N° 1275 - Proposition de loi de Mme Marine Brenier relative au maintien de la part fiscale des enfants décédés



N° 1275

_____

ASSEMBLÉE NATIONALE

CONSTITUTION DU 4 OCTOBRE 1958

QUINZIÈME LÉGISLATURE

Enregistré à la Présidence de l’Assemblée nationale le 3 octobre 2018.

PROPOSITION DE LOI

relative au maintien de la part fiscale des enfants décédés,

(Renvoyée à la commission des finances, de l’économie générale
et du contrôle budgétaire, à défaut de constitution d’une commission spéciale
dans les délais prévus par les articles 30 et 31 du Règlement.)

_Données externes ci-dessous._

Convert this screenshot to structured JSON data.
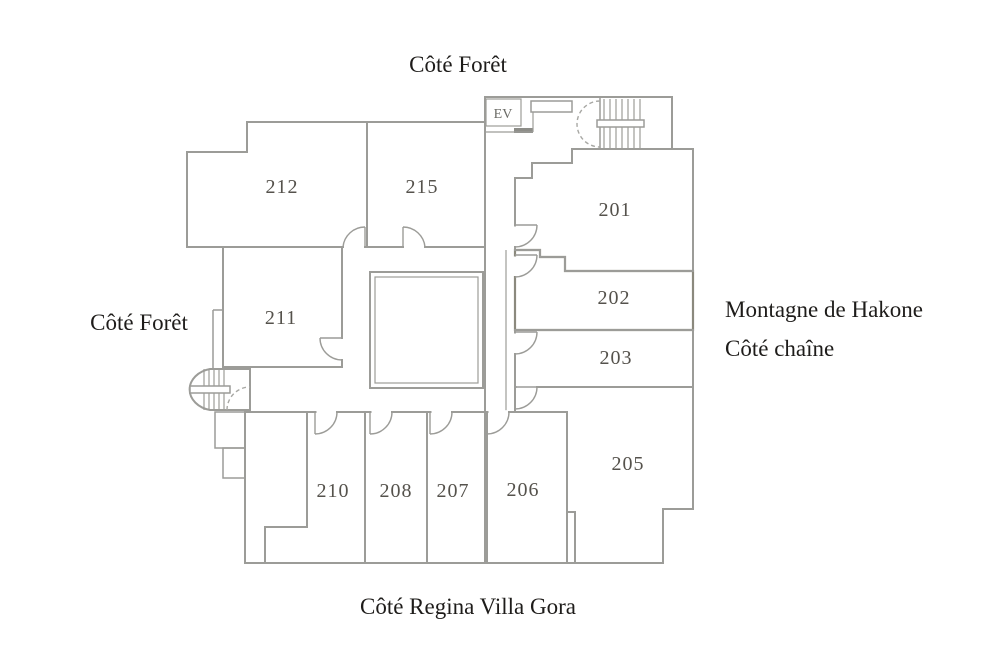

présentée par Mesdames et Messieurs

Marine BRENIER, Emmanuelle ANTHOINE, Marie-Christine DALLOZ, Jean-Pierre DOOR, Virginie DUBY-MULLER, Jean-Carles GRELIER, Michel HERBILLON, Patrick HETZEL, Marc LE FUR, Valérie LACROUTE, Constance LE GRIP, Gilles LURTON, Emmanuel MAQUET, Éric PAUGET, Didier QUENTIN, Robin REDA, Jean-Luc REITZER, Martial SADDIER, Raphaël SCHELLENBERGER, Laurence TRASTOUR-ISNART,

députés.

EXPOSÉ DES MOTIFS

Mesdames, Messieurs,

Les attentats qui ont frappé la France ont toujours été suivis d’un élan de solidarité nationale à l’égard des victimes. Mais cette solidarité ne doit pas s’arrêter aux nombreux hommages rendus. Le suivi des victimes et rester à leur écoute sont nécessaires.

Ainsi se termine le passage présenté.